Figure 1.--Patterns and modern photography of period clothing provides valuable information on material, color, detail, and desisn that is not always available through contemprary photography.
HBC archives modern photographs of old clothing. These photographs provide interesting details on clothing construction, materials, colors, and styling that are often not available from actual historical photographs. Details on garment construction are sometimes difficult to assess from period photography and drawings. Details from modern photographs of actual historical clothing often provide much more detailed images. The color is one important piece of information lacking in contemporary photography. Close up on the sewing and enbroidery are also often lacking in period photograpy. While they are not perhaps as interesting as actual period photography, such information is important in assessing historical clothing. These images are available from museum displays as well as historical clothing collectors. One HBC reader comments, "I find that you can read all you want, but until you have an orignal to study you have no idea what you think you know."

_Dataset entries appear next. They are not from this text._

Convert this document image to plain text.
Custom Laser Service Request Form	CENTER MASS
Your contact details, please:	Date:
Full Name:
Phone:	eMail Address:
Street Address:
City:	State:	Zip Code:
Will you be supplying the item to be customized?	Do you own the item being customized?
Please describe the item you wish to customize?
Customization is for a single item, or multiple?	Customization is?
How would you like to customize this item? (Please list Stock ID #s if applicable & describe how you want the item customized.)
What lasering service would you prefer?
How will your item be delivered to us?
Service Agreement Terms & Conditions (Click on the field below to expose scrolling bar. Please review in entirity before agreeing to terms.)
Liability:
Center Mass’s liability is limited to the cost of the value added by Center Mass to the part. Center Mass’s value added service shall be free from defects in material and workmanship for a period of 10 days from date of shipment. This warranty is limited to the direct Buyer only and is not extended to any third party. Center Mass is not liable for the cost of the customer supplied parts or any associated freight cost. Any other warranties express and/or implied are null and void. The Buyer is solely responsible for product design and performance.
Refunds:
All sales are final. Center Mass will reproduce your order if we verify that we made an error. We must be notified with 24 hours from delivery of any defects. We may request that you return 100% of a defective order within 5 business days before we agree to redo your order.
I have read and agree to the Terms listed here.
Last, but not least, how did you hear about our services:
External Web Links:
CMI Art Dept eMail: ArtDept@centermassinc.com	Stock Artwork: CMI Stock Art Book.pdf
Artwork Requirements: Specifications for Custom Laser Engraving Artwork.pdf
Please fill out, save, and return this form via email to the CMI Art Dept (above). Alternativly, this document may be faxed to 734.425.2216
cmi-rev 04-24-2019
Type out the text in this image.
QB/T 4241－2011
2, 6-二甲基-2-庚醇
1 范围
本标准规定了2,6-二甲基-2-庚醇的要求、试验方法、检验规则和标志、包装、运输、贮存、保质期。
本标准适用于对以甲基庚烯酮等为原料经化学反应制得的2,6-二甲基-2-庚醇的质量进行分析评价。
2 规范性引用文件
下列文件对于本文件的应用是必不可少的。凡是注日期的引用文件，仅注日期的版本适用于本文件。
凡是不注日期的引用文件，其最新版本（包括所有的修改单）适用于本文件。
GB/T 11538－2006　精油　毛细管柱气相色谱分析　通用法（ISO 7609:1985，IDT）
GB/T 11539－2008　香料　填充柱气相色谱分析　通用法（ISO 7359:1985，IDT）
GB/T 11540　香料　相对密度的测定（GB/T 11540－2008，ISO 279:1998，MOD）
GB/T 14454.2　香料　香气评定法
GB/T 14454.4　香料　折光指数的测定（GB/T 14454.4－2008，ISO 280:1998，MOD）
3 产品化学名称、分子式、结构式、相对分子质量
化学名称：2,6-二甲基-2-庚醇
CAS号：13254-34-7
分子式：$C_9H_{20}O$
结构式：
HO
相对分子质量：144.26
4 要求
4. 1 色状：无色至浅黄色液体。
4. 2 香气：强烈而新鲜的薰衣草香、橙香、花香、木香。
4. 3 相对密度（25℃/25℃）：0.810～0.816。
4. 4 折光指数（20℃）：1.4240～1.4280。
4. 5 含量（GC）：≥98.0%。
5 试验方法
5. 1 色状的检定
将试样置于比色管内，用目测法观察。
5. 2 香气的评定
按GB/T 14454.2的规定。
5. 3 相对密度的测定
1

Information is available on several individual suits and pants:
We have begun to collect different styles of kneepants suits.
Suit one is a boy's suit with a jacket, vest, and kneepants. This young boy's black wool suit consisting of a one button jacket, matching vest and kneepants. All three pieces are decorated with fancy black embroidery. The approximate modern size 6 to 8 years. This black suit is pictured here (figure 1)
This suit was a corduroy kneepants suit. It is a brown suit that has some resemblance to a Fauntleroy suit. The jacket cut has some relation to a Fauntleroy jacket, but is not because it has a collar. Fauntleroy jackets had no collar to interfere with the elaborate collars often worn with them. Corduroy was not a fabric used in proper Fauntleroy suits. It was a relatively inexpensive fabric while velvet was an expensive fabric. Corduroy was meant to be durabble and a popular fabric for schoolwear. The suit is heavily embroidered.
We notice vintage kneepants that appear to have been part of suits.
A HBC reader reports that he has a pairs of old store stock, or NOS, boys knee pants. He is in the process of drafting a rough working pattern for them. They still have the tags on them. The pants are a fall-front, dark navy blue, approximately a size 12 in today's sizes. with plain legs, wool, slightly above the knee cut. They were made in the United States. hey were sold in the Canaian province of Ontario--an indication of American influence on Canadian boys' clothes.
A HBC reader reports that he has a pairs of old store stock, or NOS, boys knee pants. They were made in Canada and sold in Ontario. He is in the process of drafting a rough working pattern for them. They still have the tags on them. They have three buttons on each leg. They area large size, prehaps an 18 in today's sizes. They are black wool with thin silver or grey pinstripin.